PASSENGER 57 (1992) - **1/2

Action movies like these always have an opening that either displays the badass credentials of the hero, or the diabolical capability of the villain. With PASSENGER 57, it’s the latter where you have Bruce Payne at a cosmetics practice to get some plastic surgery when the FBI busts in. Payne takes a scalpel, slits the surgeon's throat, then jumps out the window of a two-story building, crashing hard into the cafe below without anything to soften his fall...but he gets up and runs away without a scratch. It's such a ludicrous opening, but I kept watching.

Later, this whack job is advised by his attorney to seek an insanity defense, which prompts a beat down until the lawyer is made to utter over and over that his client isn't crazy. Can you really blame Payne though? I mean, I'm sure the admission of mental disease hurts your stock as a free agent terrorist, perhaps because clients may think you're unstable or unreliable, and the guy has gotta pay his bills somehow.

If you went to see action at the cinema in the late 1980s and early 1990s, you already know the plot: Terrorists hijack, civilians held hostage, hero at the wrong place at the wrong time happens to be in proximity, and he kicks alot of ass. What is unique about PASSENGER 57 is that among all the DIE HARD knock-offs, this is arguably the sole blaxploitation entry. I guess I could also count HALF PAST DEAD, but that sucked so fuck it.

Consider how the hero Wesley Snipes is seated on the plane next to a Jewish Grandmother, who mistakes him for Arsenio Hall. It's a quite funny scene of Snipes' eyes during that whole ordeal, and because of the stereotype that white eyes can't tell the difference between those black people. This just me, but both Snipes and Payne should fire their travel agent for booking them on the same flight. "Oh and Mr. Payne/Snipes, I should tell you out of courtesy that the best counter-terrorism expert/airline hijacker in America is also on your plane. Smoking or Non-Smoking?"

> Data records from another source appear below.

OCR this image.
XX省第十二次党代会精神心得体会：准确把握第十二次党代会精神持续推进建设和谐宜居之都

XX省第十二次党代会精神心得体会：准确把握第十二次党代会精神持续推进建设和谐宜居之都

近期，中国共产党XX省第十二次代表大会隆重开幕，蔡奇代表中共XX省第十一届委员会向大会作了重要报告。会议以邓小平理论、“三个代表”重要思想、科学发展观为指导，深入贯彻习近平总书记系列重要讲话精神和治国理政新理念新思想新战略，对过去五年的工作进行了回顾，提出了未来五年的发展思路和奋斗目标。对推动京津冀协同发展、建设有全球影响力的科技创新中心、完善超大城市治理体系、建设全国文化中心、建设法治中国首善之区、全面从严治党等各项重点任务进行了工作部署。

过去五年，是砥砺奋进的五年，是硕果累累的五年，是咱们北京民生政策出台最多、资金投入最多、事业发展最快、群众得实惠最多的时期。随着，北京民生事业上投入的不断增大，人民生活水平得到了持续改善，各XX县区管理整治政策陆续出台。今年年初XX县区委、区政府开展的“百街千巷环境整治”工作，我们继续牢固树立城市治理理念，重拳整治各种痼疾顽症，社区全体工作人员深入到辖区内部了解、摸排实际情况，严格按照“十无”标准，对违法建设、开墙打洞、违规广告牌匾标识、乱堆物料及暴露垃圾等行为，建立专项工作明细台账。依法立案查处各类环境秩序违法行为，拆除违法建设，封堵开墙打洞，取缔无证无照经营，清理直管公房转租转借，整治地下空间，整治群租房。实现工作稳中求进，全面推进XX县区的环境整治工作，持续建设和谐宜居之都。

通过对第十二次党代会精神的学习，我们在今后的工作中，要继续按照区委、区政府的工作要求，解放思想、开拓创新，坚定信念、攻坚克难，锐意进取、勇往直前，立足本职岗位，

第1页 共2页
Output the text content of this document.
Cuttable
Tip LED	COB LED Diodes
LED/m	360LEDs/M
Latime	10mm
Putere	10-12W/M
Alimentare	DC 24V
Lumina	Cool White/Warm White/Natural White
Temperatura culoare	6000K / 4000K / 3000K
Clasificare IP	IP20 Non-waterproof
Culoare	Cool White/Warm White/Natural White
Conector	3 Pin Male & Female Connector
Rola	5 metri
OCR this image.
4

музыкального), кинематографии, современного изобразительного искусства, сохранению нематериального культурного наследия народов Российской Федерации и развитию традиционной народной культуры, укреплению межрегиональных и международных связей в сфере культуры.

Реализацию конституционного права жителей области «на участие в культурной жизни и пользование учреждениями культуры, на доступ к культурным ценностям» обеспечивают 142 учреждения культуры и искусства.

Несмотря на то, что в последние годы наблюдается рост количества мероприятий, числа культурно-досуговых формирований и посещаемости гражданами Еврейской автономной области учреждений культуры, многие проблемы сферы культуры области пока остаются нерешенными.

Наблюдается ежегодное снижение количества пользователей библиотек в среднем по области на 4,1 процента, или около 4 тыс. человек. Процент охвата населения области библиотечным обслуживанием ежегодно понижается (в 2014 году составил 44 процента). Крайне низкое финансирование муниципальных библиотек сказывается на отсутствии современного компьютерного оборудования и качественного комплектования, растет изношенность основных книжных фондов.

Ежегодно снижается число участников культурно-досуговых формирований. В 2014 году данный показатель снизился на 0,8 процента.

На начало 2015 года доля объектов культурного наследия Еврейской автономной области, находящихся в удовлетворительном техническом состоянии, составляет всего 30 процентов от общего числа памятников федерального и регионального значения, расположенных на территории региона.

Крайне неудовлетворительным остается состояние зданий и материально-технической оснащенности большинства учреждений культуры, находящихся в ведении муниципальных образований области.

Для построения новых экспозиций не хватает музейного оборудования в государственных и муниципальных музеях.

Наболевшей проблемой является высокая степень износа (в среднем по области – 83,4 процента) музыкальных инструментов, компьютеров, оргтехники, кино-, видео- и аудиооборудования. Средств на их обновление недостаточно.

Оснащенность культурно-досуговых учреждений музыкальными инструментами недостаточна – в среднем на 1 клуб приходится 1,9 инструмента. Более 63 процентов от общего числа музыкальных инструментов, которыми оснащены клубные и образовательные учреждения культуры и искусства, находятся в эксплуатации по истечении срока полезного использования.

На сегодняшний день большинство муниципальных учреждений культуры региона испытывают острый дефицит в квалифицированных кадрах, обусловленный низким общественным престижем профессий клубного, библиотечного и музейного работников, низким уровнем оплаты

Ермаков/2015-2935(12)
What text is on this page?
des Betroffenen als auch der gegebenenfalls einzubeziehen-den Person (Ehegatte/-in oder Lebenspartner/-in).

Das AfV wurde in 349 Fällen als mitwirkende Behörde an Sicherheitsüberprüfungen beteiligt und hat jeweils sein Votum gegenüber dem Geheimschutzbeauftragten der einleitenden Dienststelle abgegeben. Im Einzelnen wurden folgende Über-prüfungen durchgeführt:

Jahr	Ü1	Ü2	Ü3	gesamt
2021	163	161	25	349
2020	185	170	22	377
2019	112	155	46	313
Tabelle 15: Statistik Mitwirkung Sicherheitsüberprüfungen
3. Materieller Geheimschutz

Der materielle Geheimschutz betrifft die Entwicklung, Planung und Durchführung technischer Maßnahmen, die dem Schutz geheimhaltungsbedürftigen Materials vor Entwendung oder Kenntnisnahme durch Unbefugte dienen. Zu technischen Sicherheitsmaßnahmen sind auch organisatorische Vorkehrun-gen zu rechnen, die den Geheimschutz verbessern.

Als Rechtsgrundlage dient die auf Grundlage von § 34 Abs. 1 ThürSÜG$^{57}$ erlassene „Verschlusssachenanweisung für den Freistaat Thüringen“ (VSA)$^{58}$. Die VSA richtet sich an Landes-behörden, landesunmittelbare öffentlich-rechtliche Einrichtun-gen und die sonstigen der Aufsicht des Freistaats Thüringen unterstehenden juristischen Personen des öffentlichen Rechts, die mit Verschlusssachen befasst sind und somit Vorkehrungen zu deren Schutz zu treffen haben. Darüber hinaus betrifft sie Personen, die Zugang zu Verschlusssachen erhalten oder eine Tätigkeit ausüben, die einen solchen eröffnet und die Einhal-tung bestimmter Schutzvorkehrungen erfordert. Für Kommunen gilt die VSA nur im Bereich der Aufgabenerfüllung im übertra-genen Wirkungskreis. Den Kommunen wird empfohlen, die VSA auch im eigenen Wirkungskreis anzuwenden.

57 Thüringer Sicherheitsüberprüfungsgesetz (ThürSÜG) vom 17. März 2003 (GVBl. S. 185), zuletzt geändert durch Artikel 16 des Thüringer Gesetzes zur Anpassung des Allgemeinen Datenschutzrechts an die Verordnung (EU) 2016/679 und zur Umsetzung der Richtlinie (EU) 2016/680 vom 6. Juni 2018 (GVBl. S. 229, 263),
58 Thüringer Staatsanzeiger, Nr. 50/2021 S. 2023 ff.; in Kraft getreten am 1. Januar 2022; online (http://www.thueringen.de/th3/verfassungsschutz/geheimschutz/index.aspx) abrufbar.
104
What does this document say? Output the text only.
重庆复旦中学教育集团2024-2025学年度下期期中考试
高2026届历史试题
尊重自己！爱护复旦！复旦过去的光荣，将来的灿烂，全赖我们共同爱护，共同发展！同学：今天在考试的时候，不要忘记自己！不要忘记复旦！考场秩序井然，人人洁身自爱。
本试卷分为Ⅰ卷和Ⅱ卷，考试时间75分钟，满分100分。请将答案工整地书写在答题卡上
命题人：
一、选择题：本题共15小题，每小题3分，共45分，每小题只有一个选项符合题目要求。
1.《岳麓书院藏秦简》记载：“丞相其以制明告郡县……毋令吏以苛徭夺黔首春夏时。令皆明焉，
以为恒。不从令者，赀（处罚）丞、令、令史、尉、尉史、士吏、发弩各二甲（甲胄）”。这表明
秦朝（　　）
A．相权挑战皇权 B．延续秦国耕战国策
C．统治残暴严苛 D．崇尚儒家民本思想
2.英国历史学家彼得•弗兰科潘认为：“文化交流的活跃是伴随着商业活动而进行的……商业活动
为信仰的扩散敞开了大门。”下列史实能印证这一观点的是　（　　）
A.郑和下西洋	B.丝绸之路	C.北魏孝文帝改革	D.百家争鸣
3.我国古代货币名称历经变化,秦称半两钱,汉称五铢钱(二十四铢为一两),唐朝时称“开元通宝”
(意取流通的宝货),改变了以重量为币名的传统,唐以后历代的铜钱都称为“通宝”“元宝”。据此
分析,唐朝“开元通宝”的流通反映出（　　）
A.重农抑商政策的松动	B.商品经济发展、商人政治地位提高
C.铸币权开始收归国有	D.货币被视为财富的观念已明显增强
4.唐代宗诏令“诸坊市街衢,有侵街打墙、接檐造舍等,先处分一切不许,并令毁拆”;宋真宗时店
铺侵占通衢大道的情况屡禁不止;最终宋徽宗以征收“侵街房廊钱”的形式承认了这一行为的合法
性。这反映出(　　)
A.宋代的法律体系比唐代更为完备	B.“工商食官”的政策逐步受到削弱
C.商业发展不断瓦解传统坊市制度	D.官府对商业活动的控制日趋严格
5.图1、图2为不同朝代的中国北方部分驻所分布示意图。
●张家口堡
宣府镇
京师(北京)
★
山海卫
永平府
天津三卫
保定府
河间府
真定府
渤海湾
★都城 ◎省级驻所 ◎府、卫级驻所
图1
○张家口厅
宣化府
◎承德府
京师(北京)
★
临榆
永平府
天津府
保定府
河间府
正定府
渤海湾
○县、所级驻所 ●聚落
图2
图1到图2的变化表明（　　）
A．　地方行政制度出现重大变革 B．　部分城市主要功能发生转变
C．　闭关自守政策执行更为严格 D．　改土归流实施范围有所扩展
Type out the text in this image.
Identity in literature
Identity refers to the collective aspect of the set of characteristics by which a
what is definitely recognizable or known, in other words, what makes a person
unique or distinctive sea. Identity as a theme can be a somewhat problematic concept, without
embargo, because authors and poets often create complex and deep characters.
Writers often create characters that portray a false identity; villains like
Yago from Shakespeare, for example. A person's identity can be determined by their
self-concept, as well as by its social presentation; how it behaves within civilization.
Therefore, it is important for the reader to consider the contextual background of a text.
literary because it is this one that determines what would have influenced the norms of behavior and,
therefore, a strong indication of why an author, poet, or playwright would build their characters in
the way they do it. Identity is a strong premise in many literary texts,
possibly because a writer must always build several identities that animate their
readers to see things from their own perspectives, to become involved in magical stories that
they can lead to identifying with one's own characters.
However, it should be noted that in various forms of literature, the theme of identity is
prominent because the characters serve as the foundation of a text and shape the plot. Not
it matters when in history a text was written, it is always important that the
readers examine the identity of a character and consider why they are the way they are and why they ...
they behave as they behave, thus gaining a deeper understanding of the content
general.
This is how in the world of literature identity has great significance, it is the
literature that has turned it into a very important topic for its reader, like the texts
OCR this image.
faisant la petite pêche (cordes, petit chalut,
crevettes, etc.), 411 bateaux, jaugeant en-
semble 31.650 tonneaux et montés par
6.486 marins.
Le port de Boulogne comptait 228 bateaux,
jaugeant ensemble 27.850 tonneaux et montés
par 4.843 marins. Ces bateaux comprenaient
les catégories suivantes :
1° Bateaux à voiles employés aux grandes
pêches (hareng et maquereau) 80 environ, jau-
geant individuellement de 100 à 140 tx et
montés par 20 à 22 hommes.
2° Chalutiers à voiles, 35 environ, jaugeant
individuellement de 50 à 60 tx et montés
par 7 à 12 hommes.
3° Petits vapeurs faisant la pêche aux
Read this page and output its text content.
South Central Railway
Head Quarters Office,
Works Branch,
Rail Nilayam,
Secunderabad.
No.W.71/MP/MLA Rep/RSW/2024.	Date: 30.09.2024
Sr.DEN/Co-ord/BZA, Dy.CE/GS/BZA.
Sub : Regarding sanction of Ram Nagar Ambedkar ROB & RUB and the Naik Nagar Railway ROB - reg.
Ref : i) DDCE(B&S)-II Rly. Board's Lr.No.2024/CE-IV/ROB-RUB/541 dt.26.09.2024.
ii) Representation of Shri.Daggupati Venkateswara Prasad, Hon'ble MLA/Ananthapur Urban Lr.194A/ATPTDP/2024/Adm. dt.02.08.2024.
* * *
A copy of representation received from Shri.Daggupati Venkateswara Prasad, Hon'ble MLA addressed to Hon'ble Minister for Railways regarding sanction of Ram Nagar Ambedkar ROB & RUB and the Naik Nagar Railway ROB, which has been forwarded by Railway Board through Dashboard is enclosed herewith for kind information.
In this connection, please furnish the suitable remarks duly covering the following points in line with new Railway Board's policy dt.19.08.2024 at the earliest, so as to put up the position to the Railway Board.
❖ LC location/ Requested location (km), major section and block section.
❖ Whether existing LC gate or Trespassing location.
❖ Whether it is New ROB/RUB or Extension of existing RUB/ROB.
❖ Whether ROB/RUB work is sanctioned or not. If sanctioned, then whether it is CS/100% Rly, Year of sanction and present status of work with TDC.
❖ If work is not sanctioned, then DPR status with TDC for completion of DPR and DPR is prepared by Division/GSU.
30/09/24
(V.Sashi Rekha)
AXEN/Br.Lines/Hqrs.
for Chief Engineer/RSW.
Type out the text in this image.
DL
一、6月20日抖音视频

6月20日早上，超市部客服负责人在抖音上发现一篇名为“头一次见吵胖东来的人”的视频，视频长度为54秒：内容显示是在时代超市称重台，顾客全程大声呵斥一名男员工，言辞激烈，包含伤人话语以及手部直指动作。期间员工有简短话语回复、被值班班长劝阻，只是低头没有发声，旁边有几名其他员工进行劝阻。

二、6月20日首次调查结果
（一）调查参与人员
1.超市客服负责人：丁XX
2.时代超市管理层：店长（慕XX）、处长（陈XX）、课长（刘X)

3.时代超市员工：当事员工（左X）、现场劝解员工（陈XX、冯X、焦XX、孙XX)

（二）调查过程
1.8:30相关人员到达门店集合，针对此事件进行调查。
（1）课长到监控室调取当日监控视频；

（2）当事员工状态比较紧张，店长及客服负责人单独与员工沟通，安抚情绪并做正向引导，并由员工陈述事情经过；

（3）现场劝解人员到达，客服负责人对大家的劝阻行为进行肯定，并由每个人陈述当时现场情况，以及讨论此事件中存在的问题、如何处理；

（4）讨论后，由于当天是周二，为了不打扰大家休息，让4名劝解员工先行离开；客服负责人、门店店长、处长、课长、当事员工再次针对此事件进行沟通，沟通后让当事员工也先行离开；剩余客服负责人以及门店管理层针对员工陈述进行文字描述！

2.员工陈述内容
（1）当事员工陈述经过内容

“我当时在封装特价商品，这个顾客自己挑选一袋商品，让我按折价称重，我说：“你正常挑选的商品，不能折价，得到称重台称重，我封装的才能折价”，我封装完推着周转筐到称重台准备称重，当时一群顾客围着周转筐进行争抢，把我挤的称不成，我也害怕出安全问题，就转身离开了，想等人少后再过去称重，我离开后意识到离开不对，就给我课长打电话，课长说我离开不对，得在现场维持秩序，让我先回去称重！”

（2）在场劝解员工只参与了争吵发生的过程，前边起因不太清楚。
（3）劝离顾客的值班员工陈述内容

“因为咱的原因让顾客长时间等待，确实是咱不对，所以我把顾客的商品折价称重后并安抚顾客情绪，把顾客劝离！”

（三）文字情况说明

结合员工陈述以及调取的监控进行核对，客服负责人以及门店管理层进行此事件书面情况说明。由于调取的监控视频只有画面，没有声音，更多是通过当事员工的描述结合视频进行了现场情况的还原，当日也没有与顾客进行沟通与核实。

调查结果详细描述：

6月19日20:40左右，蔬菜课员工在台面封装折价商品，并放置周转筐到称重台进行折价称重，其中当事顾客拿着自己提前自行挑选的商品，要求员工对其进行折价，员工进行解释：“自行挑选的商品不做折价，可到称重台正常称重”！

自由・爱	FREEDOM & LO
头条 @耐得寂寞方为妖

Then later when Snipes is thrown off the captive plane during landing, the redneck police rough him up and don't believe him at all because why would a black guy in the middle of an airport be doing but causing trouble, right? In fact, the hick sheriff actually seems to take the white baddie's word for granted that Snipes is one of the terrorists. Sorry dude, but you're a racist dumbass for trusting some evil British asshole over Blade. Then there is the epilogue where Snipes' Caucasian schmuck buddy Tom Sizemore (before he was the druggie who beat up Heidi Fleiss) takes credit for saving the day, while Snipes goes off to score some hot hero sex. But most of all, we get the picture's sole cool one-liner: "Always bet on black!"

Shaft would be so proud.

Yeah I'm rambling here about PASSENGER 57 because it's not just formulaic, its practically a rerun of the Steven Seagal vehicle UNDER SIEGE. Both have heroes that are former governmental warriors who are locked up (Seagal in meat locker, Snipes in bathroom) when the shit goes down, both have female sidekicks, both fighting a lunatic super-hijacker, both take place primarily on a moving vehicle, both kill their adversary in a fist fight, both were produced by Warner Bros., and both in fact came out in 1992. Weird.

But the difference is that while UNDER SIEGE was a pretty good flick, and the king of the DIE HARD clones, PASSENGER 57 is more SUDDEN DEATH in being uninspired as running the genre playbook with the clichés. You have the retired hero who got his wife killed, so he's trying to gain redemption. Payne is a calm quiet generic as hell psychopathic because he enjoys killing passengers, every cop but Snipes is incompetent, he also happens to be an expert motorcyclist, he kills the henchmen one at a time, etc.

It doesn't help how despite being trapped on a plane during flight, and escaping by an elevator, the hijackers easily could have found and killed them in such a cramp limited space. I mean I can buy such sneaking and hiding in a skyscraper or battleship, but this is ridiculous. The whole carnival setpiece sorta comes off as more campy than exciting, and also how did Snipes even know the crooks would be heading there? Hell, why didn't they simply steal a car from the airport parking lot?

That said, PASSENGER 57 is still entertaining in a mindless disposable sort of way, but I won't recommend this to casual viewers. But if you're an action junkie and a fan of Snipes before he went to jail, it's perfect when you're home alone on a Friday night with pizza and booze. Plus, one of Payne's hijackers is a younger Elizabeth Hurley. You know, that pretty British model that couldn't act her way out of a paper bag to save her life, but was admittedly surely hot before she got preggers and disappeared on us. So if you are really really home alone, at least you'll save some money.

But only idiots actually pay for porn, or mess with Snipes.